Google’s Gemini large language model (LLM) is vulnerable to security threats that could lead to exposure of system prompts, generation of harmful content, and execution of indirect injection attacks.
These vulnerabilities were identified by HiddenLayer and affect users of Gemini Advanced with Google Workspace and companies using the LLM API.
One vulnerability involves bypassing security guardrails to leak system prompts by asking the model to output its “foundational instructions” in a markdown block, which are designed to provide conversation-wide instructions to help the LLM generate better responses.

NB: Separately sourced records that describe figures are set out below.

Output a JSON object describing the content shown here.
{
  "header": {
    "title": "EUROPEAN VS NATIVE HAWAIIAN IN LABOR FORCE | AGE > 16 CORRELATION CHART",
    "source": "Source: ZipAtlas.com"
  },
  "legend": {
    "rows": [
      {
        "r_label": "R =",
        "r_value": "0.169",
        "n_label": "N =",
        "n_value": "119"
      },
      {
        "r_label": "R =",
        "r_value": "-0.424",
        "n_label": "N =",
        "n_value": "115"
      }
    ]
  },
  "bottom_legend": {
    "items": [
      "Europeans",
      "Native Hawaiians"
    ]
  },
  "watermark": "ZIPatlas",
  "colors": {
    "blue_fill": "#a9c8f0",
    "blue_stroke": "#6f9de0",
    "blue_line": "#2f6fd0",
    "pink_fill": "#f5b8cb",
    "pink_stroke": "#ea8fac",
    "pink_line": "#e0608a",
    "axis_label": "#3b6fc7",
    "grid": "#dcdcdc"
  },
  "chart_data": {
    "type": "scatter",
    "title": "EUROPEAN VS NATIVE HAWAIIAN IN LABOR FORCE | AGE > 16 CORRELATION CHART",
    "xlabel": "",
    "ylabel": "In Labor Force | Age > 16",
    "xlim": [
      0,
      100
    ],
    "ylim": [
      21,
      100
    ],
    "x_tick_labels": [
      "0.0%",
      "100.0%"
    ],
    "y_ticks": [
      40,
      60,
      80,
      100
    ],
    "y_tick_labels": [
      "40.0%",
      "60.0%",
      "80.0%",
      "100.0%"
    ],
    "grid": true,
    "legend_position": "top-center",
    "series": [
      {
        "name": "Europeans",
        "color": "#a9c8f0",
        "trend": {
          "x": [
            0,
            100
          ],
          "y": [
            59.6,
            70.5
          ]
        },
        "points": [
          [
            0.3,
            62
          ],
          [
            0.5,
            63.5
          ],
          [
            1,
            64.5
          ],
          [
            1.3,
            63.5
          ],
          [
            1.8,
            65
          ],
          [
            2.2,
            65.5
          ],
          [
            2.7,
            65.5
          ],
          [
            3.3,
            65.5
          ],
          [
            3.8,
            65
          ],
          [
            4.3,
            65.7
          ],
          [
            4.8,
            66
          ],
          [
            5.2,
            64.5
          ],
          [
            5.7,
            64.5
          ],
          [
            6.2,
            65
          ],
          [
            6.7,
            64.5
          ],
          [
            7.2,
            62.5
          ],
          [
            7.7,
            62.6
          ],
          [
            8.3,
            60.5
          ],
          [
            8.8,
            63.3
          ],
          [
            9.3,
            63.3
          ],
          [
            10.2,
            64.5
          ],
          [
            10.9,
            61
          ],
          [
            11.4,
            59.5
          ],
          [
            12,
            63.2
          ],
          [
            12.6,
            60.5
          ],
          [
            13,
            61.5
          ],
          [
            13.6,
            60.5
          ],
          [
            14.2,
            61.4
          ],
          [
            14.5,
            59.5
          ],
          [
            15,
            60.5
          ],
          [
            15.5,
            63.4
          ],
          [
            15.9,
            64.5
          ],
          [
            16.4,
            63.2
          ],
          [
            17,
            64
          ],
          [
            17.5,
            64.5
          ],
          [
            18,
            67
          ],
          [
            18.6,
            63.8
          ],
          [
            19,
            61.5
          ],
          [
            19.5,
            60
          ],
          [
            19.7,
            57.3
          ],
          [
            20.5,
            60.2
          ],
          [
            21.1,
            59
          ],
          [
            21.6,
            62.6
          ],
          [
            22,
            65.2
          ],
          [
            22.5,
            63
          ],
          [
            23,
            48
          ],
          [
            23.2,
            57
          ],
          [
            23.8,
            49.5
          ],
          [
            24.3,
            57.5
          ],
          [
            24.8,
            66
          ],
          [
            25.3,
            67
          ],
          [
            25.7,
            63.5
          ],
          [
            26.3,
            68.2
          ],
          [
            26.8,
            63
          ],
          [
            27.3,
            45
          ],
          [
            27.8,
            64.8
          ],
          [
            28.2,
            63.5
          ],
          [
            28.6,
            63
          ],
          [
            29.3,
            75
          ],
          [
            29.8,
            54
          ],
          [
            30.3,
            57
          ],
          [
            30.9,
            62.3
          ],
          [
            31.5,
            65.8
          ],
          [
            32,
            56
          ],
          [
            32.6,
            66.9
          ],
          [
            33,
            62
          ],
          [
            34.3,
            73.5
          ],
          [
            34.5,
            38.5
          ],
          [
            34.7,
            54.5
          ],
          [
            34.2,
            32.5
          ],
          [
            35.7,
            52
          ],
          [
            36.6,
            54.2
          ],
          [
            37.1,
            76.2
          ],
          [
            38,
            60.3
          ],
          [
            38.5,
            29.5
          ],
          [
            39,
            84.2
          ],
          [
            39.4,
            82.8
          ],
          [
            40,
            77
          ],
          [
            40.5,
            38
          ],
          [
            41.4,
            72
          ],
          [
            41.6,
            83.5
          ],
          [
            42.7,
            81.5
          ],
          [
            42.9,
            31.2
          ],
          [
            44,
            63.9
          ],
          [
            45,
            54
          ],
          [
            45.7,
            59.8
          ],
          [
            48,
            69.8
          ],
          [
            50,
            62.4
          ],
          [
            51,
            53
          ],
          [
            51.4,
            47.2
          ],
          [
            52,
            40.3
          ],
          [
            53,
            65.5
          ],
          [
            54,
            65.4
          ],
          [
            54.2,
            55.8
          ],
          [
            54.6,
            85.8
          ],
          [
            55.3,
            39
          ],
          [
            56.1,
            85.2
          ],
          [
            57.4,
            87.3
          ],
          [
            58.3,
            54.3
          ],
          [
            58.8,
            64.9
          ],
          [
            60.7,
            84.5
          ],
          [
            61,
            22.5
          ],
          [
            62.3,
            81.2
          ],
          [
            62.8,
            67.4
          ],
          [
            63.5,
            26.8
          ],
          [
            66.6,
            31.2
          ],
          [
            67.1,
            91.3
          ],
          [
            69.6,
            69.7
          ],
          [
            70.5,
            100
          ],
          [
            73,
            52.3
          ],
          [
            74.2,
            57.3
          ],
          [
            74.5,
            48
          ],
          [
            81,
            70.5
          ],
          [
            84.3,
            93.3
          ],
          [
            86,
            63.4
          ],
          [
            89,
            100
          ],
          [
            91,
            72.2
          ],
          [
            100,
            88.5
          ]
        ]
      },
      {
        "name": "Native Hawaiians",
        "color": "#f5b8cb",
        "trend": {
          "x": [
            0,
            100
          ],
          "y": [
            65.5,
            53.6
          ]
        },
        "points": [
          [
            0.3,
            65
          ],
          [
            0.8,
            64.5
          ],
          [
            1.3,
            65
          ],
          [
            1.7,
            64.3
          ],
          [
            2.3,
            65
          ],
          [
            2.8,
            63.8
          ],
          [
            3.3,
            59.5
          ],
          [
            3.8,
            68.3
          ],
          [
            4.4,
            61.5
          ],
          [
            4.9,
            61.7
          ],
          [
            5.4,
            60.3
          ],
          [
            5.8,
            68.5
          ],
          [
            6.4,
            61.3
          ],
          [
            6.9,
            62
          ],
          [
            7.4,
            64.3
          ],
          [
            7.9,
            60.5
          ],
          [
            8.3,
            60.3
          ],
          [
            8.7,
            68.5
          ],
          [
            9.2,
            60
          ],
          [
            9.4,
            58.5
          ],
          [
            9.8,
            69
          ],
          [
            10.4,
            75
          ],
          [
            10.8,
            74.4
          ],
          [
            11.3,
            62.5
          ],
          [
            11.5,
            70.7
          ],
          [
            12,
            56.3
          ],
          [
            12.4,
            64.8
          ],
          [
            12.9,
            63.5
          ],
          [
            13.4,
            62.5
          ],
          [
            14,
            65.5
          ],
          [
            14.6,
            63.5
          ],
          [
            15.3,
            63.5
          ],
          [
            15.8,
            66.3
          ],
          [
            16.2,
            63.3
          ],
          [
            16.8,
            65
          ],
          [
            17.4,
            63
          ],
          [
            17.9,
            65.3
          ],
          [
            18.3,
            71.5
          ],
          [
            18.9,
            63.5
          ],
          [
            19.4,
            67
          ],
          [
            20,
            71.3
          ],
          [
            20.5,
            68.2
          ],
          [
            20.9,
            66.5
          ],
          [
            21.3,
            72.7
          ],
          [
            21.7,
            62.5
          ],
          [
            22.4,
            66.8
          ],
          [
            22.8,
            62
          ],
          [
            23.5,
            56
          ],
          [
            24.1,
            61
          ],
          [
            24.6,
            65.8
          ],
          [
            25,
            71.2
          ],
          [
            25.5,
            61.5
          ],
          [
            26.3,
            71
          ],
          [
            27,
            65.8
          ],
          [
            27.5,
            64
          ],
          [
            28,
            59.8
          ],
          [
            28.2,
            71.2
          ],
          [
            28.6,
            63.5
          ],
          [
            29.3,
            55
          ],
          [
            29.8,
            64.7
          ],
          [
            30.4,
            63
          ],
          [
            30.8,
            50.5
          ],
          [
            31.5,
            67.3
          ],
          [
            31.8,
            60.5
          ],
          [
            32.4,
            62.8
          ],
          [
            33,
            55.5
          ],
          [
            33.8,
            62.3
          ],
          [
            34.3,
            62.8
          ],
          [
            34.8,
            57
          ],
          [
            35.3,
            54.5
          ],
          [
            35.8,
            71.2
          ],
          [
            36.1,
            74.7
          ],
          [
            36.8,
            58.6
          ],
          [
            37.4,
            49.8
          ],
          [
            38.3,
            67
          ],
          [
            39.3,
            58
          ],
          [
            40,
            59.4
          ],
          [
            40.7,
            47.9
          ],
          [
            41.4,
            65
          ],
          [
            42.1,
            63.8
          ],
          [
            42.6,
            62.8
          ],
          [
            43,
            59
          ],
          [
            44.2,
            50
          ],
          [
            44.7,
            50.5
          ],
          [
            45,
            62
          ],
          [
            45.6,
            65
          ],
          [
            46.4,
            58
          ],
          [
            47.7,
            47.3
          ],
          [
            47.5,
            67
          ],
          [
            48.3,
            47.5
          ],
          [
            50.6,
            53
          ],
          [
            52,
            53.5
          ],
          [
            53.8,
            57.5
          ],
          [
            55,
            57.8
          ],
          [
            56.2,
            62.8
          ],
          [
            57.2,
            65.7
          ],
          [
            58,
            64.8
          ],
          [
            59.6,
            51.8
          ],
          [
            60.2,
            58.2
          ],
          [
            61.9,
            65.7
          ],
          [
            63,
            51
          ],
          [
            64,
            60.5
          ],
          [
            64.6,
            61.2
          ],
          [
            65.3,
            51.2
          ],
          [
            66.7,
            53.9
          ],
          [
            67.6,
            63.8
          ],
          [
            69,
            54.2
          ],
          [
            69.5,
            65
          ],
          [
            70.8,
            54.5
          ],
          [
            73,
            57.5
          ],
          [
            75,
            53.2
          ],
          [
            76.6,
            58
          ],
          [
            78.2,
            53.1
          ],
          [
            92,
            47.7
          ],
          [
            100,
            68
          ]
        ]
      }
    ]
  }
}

Another class of vulnerabilities includes techniques to generate misinformation and potentially illegal content using crafty jailbreaking techniques with prompts that lead the Gemini models to enter a fictional state.
A third vulnerability allows the LLM to leak information in the system prompt by passing repeated uncommon tokens as input.
These vulnerabilities highlight the need for testing models against prompt attacks, data extraction, manipulation, and various adversarial behaviors.
Google stated that they conduct red-teaming exercises to defend against adversarial behaviors and have safeguards in place to prevent harmful responses. They are also restricting responses to election-based queries as a precautionary measure.
The disclosure of these vulnerabilities coincides with a new model-stealing attack revealed by a group of academics, emphasizing the importance of protecting language models from various security threats.